The good, the bad and the uncertain
Serco Group's, (SRP) update relating to the corporate renewal plan contained positives in the cabinet office approval, but also plenty of negatives. With the updated 2014 outlook signalling a 10-20% downgrade to consensus EBITA and continued uncertainty around the level of sustained impact during a year of higher-than-average rebids, we are unsurprised by the 17% fall in the shares. The combination of the current uncertainty and the fact that a new CEO will not be in place until the summer at the earliest, suggests that the current discount to peers is likely to persist in the short term, although the group should emerge in a stronger position over the longer term.
The good: Renewal programme approved
The announcement that the cabinet office had audited and approved the group’s corporate renewal programme provided the positive from the statement.

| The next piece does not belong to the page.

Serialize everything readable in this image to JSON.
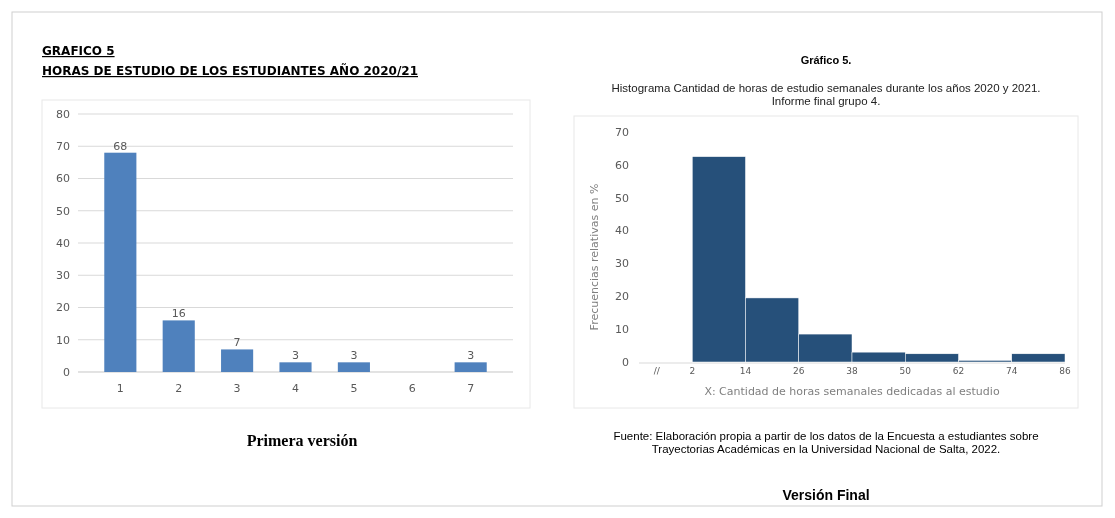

This enables the group to be awarded contracts once again, on an equal footing with competitors. While the group had not been excluded from bidding, the fact that UK government contracts were not allowed to be concluded has provided a drag on pipeline conversion. The announcement paves the way for forthcoming decisions on the Defence Infrastructure Organisation (DIO) and Northern Rail rebids.
The bad: Deterioration of forecasts since IMS
The disruption caused by the corporate renewal programme, as well as a deterioration in the group’s largest contract, caused the group to announce that it expects 2014 EBITA to be some 10-20% below consensus of £277m. The main causes for this were: incremental ongoing corporate renewal costs, £10m; one-off costs for advisors, £15m; a net impact of portfolio adjustments since November’s IMS (UK Transport/Clinical Health), £7m; currency, £2-3m; and lower anticipated revenue on the higher-than-average margin contract (£400m pa Australian Immigration), now forecast to decline between 25-50% cf up to 25%.
Valuation: The uncertain – can it get worse?
The 17% drop in share price was unsurprising, given further uncertainty remains. The rating is c 13x CY14 implied EPS, a 16% discount to peers Babcock (18.2x), Capita (15.6x) and G4S (13.4x). With a new CEO not expected to be in place until the summer at the earliest, we anticipate that such a discount is likely to persist in the short term, although in our view the longer-term market opportunity remains and the group is likely to emerge in a stronger position, but this will take some time.